Which of the 81 stable elements on earth, he asks, are essential for life? Can the genome tell us? Probably not . . . We think certain metals, for example vanadium, chromium, nickel and tin are essential, but actually we know very little about them. If they are essential, should we be using them in medicine?

The basis of many therapies are carbon (organic) compounds. Many inorganic elements, however, are more difficult to study than carbon. Professor Sadler argues that the challenges and the scope for radical discovery lie here.

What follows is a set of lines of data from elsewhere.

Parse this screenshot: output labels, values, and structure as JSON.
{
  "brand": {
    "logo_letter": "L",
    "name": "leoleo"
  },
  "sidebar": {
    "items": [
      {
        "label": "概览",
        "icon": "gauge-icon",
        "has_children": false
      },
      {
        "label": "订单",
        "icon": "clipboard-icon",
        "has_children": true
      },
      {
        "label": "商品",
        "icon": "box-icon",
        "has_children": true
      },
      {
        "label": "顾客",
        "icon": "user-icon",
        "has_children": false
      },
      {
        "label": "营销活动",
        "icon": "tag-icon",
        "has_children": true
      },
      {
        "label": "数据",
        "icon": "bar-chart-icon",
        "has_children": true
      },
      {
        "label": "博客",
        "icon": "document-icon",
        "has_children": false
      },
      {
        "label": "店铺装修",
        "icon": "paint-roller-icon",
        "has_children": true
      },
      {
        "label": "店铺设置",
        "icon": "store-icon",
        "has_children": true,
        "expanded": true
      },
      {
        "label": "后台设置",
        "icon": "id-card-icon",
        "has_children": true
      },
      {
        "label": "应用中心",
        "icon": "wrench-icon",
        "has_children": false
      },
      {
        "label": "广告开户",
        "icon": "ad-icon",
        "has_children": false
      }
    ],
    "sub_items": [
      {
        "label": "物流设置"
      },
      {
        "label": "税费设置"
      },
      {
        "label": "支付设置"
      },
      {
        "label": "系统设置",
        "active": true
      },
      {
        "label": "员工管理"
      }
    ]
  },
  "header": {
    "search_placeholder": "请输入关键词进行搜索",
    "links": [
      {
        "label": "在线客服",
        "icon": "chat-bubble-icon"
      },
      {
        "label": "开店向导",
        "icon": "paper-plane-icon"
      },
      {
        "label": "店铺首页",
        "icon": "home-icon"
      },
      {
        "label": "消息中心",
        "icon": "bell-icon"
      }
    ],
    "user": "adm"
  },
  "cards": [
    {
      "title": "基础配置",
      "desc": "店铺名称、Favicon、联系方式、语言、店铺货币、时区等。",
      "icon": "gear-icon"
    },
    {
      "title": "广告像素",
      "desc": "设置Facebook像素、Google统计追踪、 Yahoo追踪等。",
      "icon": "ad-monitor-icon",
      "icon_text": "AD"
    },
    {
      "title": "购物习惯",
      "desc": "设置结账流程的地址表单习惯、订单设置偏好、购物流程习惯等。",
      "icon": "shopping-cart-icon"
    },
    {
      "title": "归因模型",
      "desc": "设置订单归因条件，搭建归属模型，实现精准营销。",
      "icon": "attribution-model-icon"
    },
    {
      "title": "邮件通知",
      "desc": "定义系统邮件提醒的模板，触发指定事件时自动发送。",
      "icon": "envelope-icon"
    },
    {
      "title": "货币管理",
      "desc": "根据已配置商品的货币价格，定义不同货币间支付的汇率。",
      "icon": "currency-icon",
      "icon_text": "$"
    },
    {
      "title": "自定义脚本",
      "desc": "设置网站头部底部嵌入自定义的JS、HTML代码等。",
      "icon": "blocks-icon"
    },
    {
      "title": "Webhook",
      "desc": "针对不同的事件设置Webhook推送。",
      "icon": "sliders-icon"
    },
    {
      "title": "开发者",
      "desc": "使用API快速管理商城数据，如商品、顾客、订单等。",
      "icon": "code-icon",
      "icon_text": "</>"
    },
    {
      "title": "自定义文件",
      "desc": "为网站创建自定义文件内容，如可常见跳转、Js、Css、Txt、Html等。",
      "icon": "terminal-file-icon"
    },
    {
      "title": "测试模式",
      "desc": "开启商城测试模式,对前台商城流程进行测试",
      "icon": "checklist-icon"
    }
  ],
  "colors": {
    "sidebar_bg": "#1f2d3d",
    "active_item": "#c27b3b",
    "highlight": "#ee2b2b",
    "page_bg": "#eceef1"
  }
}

Professor Peter Sadler is Head of Warwick’s Chemistry Department. His research interests are the chemistry of metals in medicine (bioinorganic chemistry, inorganic chemical biology and medicine), and the design and chemical mechanism of action of therapeutic metal complexes, including organometallic arene anticancer complexes, photoactivated metal anticancer complexes (for photochemotherapy), metallomacrocycles as antivirals and stem-cell-mobilising agents, and metalloantibiotics. Besides synthesis of co-ordination complexes, his research involves studies of interactions with targets such as RNA, DNA and proteins, and often industrial and international interdisciplinary collaborations.

jim tucker

June 21st, 2010

Chemistry is a discipline that underpins many others. It has a vital role to play, says Jim Tucker, Reader in Supramolecular Chemistry at the University of Birmingham, in the synthesis and study of new materials, drugs and therapies, energy conversion and storage, solar energy and diagnostics for human health . . .

Dr Tucker studied for his BSc and PhD in Chemistry at Kings College, London. After post-doc work in Japan and France, he was Lecturer in Inorganic Chemistry at Exeter before moving in 2005 to his present position at Birmingham University where he is Reader in Supramolecular Chemistry and currently holds an EPSRC Leadership Fellowship.